Introduction

The presence of autoreactive T-lymphocytes and antibodies classifies rheumatoid arthritis (RA) as an autoimmune disease. Well-known autoantigens, although not specific for RA, are class G immunoglobulins (IgG) and nuclear components resulting in the production of IgM rheumatoid factor (RF) and antinuclear antibodies (ANA), respectively. Inflammatory activity in chronic arthritis may partially depend on an exogenous antigen drive [1], and decreased function of host defense molecules has been shown to increase the risk of immune-mediated complications in patients with phagocyte dysfunction [2]. Recent reports suggest that decreased activity of the innate function of the immune apparatus may increase the susceptibility to RA with younger onset and an erosive course, as illustrated by polymorphisms of the gene encoding for mannose-binding lectin (MBL) [3, 4]. The hypothesis behind the present paper is that mechanisms that result in increased susceptibility to RA and decreased age of onset may also result in an increased prevalence of autoantibodies, which should lead to an association between the two latter in a cohort of RA patients.

Patients and methods

Current outpatients who met the 1987 ACR criteria for RA [5] were identified by means of the patient register of the department. Autoantibodies that had been measured consistently at onset in these patients were ANA and IgM RF. Data on gender, age at onset of physician-observed polyarthritis, and the presence of IgM RF and ANA at onset were retrieved in 200 patients with RA. Determination of IgM RF in serum had been performed by means of nephelometry using the 95th percentile of an unpublished normal material as cut-off value. The presence of IgG ANA in serum diluted 1:160 had been determined by means of an indirect immunofluorescence technique using commercially prepared slides of monolayer HEp-2 cells (ImmunoConcepts, Sacramento, California) as substrate and FITC-labeled rabbit immunoglobulins against human Fcγ (DAKO, Denmark) [6]. The assay methods were stable over the recruitment period. Frequency trends in subsets of the study population were analyzed by means of the χ2test for trends.

Results

The 200 patients included in the study consisted of 143 women and 57 men. The median age and range of age at onset of RA in women and men was 46 years (7–74 years) and 51 years (18–74 years), respectively. The patients were stratified according to age at onset in the following groups: <40 years (n=66), 40– 60 years (n=65), and >60 years (n=69). Table 1 shows the prevalences of the autoantibodies studied for each age band in men and women. The prevalences of ANA, IgM RF and combinations thereof increased with decreasing age at onset in the female patients, but not in the male patients.

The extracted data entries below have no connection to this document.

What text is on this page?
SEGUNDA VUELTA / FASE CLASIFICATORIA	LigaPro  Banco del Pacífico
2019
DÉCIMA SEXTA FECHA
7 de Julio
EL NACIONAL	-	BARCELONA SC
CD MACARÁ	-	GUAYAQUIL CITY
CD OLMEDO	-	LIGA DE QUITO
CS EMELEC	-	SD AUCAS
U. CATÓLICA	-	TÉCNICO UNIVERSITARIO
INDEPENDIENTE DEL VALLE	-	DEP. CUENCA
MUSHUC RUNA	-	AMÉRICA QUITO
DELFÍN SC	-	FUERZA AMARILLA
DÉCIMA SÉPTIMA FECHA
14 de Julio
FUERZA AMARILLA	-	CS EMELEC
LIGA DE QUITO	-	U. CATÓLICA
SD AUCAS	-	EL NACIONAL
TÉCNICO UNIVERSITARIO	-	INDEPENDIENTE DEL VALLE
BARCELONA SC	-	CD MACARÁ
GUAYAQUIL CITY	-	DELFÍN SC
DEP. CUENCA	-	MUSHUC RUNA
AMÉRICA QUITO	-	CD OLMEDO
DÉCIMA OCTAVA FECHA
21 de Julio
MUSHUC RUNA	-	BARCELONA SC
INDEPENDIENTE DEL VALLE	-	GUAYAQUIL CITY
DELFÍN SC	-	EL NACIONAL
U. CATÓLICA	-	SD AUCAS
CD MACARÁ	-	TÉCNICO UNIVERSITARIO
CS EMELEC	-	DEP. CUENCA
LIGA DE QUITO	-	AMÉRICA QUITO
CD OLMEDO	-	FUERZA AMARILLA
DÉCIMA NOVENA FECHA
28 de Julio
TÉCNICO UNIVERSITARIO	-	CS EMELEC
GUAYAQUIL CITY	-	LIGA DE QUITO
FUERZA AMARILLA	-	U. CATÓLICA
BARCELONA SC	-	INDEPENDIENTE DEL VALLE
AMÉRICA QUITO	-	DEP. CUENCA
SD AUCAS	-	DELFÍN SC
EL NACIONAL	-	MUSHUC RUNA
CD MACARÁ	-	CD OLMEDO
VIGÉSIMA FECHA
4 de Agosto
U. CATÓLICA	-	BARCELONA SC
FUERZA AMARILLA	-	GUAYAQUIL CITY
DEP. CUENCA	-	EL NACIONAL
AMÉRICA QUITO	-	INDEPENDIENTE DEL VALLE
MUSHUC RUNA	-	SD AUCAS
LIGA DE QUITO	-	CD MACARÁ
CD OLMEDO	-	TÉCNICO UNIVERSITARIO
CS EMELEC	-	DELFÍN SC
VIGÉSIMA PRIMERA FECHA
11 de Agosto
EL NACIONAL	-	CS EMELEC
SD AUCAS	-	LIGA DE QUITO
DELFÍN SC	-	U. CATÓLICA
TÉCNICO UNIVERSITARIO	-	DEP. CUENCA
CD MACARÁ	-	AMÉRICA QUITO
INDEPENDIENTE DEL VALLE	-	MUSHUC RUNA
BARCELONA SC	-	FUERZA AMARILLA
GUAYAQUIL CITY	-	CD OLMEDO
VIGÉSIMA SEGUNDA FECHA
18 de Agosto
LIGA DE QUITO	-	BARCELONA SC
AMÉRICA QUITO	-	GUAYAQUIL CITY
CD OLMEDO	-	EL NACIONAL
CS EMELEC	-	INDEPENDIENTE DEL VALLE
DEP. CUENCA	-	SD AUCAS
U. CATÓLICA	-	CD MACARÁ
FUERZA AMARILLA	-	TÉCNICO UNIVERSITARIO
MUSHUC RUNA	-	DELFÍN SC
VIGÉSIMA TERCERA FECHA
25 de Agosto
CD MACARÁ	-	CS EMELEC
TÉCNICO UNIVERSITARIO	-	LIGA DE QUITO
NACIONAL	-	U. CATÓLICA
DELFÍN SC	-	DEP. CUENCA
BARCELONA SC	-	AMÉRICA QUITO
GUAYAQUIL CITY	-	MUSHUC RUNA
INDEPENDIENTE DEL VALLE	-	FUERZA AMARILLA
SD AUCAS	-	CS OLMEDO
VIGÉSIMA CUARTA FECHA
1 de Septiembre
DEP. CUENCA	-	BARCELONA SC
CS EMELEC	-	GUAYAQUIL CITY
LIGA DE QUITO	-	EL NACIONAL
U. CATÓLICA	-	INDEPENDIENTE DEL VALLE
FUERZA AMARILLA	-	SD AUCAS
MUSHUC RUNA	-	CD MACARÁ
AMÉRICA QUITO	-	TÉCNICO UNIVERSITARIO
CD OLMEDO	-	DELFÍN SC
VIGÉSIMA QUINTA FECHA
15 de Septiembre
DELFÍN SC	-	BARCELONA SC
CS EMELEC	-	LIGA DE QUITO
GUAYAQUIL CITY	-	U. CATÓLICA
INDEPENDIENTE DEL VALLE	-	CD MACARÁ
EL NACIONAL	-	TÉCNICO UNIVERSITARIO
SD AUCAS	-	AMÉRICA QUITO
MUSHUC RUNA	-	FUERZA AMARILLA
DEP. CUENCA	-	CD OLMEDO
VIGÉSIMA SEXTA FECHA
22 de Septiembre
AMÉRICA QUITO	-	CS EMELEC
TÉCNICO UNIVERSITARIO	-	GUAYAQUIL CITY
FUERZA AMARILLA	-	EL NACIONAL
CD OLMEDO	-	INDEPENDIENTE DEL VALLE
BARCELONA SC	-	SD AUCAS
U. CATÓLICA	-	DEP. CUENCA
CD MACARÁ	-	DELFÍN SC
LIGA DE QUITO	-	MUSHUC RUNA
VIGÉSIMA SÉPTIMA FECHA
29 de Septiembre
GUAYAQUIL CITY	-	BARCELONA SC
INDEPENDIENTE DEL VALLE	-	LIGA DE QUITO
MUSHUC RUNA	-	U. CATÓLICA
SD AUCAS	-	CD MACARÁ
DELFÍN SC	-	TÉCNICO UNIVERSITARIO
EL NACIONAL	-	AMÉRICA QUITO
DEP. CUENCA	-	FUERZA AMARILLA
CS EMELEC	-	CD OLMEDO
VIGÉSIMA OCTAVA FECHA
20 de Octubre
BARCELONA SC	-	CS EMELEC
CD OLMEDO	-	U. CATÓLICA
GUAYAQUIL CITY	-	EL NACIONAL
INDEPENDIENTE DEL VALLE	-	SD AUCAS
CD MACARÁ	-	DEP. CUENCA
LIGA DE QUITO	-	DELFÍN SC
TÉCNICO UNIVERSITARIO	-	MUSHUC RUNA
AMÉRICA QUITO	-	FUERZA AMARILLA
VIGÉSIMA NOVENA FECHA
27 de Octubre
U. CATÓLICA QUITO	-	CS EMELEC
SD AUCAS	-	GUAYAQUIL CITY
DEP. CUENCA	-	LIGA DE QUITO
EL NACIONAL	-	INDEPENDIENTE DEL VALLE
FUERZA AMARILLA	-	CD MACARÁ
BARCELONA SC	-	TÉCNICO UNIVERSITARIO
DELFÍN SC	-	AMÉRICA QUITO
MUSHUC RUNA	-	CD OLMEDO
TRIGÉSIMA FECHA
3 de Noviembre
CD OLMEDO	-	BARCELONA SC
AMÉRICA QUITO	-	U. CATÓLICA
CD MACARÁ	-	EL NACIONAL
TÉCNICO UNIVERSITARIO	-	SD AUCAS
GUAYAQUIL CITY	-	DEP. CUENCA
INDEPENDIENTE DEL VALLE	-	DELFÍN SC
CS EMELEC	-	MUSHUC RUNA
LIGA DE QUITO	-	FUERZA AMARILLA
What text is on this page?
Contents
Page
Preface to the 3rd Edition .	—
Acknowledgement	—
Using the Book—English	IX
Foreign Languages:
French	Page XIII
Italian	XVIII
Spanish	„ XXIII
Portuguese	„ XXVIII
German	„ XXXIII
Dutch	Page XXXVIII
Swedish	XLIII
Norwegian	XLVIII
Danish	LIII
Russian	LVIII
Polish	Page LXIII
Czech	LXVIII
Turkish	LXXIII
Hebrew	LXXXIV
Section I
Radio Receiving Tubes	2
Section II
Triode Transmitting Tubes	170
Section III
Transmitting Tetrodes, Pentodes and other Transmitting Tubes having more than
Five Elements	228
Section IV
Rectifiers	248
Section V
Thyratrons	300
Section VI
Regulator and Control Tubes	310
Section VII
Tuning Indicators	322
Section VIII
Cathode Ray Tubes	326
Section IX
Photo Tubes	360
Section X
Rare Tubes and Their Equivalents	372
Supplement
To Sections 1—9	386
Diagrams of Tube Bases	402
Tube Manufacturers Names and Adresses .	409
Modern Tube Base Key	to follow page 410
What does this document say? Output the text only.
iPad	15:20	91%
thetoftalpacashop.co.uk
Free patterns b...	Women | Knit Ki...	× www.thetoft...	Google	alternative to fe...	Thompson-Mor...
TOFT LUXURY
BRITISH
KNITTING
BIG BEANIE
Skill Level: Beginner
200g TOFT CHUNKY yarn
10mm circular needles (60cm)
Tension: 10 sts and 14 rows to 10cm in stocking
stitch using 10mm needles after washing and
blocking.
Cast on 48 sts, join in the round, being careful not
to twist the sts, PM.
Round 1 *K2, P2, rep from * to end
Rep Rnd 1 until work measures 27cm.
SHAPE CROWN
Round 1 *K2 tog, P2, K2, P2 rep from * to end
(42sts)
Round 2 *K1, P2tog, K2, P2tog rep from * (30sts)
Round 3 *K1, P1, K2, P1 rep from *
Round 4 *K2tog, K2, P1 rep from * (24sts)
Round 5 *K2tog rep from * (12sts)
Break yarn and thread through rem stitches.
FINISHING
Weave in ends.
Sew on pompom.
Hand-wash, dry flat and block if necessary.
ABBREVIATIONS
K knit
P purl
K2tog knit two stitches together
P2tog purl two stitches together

Table 1 Prevalence in percent of antinuclear antibodies (ANA) and IgM rheumatoid factor (IgM RF) at onset of rheumatoid arthritis in 200 patients stratified according to gender and age at onset

Discussion

This study supports the hypothesis that patients with a younger onset of RA have a higher prevalence of certain circulating autoantibodies. Similar findings have been made in patients with Sjögrens syndrome with regard to the presence of anti-SSA/SSB, RF, and the combination of ANA, anti-SSA/SSB and RF [7]. In patients with systemic lupus erythematosus (SLE), the prevalence of anti-DNA was found to increase with younger age of disease onset [8]. Various explanations may be offered for these findings. Serological abnormalities in patients with unspecific signs of rheumatological disease may lead to referral at an earlier point in time, leading to referral bias. Furthermore, the relatively high proportion of RF-positive patients at onset may indicate that using prevalent cases instead of incident cases may have led to a selection bias. The magnitude and relative importance of such biases is, however, difficult to ascertain.

Defects of the innate immune system may both lower host defense mechanisms and cause defective clearing of apoptotic cell material and immune complexes, as seen in MBL and C1q deficiency [9], which may lead to increased levels of various autoantibodies. This may account for the observed association between early onset of disease and increased prevalence of autoantibodies in this study, but none of the statements above explain why this association was only carried by the female RA patients. Female sex increases susceptibility to RA and SLE, particularly in younger persons [10, 11]. Although not directly supported by the data, the findings in this study may indicate an interaction between gender and various factors having an influence on susceptibility and disease modification in RA.